The initial PushTxn going through beginCmds twice is very strange. I'm not quite sure what to make of that. If the PushTxn was actually inserted twice into the CommandQueue then that could lead to issues like this during cancellation, but I have no clue how that could happen.

Did you see any "waited %s for overlapping requests" logs? It doesn't look like they're in the dump you posted.

If there's nothing going on with multiple insertions of the PushTxn 1 command, then something must be happening with PushTxn 2 not seeing EndTxn as a dependency. When adding in #9448, one thing I was a little worried about was missing strange interactions it might have with #14342. Adding in #17436 made me feel better about that though, and I don't think it's coming into play here because PushTxn and EndTxn are both writes so #14342 wouldn't even apply.

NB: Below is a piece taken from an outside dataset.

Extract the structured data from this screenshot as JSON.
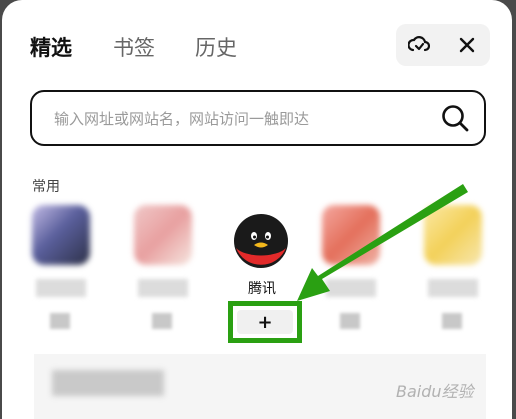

nvanbenschoten on 25 Aug 2017

The waited %s for overlapping requests is a log.Eventf so it didn't get sent to the log.

petermattis on 25 Aug 2017

@nvanbenschoten The synchronization is subtle between trimming the already waited for cmd.prereqs during context cancellation and looking at cmd.cancelled when cmd.pending is closed. I haven't found anything wrong with it, just observing.

petermattis on 25 Aug 2017

I think I may see an issue, although I haven't figure out exactly how it could cause this. When we set cmd.cancelled = true, I think we need to set it to true for all 4 cmds in newCmds.

nvanbenschoten on 25 Aug 2017

Something like:

diff --git a/pkg/storage/replica.go b/pkg/storage/replica.go
index 9534e4cc9..6957af958 100644
--- a/pkg/storage/replica.go
+++ b/pkg/storage/replica.go
@@ -2098,13 +2098,12 @@ func (r *Replica) beginCmds(
                                                        newCmd.prereqs[j] = nil
                                                }
                                                newCmd.prereqs = newCmd.prereqs[i:]
-                                               newCmd.cancelled = true

                                                // Remove the command from the command queue immediately. Dependents will
                                                // transfer transitive dependencies when they try to block on this command.
                                                // New commands that would have established a dependency on this command
                                                // will never see it, which is fine.
-                                               r.removeCmdsFromCommandQueue(newCmds)
+                                               r.cancelCmdsInCommandQueue(newCmds)
                                                return nil, err
                                        case <-r.store.stopper.ShouldQuiesce():
                                                // While shutting down, commands may have been added to the
@@ -2148,6 +2147,15 @@ func (r *Replica) beginCmds(
        return ec, nil
 }

+func (r *Replica) cancelCmdsInCommandQueue(cmds batchCmdSet) {
+       for _, accessCmds := range cmds {
+               for scope, cmd := range accessCmds {
+                       cmd.cancelled = true
+               }
+       }
+       r.removeCmdsFromCommandQueue(cmds)
+}
+

Without this, dependents will only transfer transitive dependencies of cancelled commands for the access/scope combination that was blocking in beginCmds when the context was cancelled.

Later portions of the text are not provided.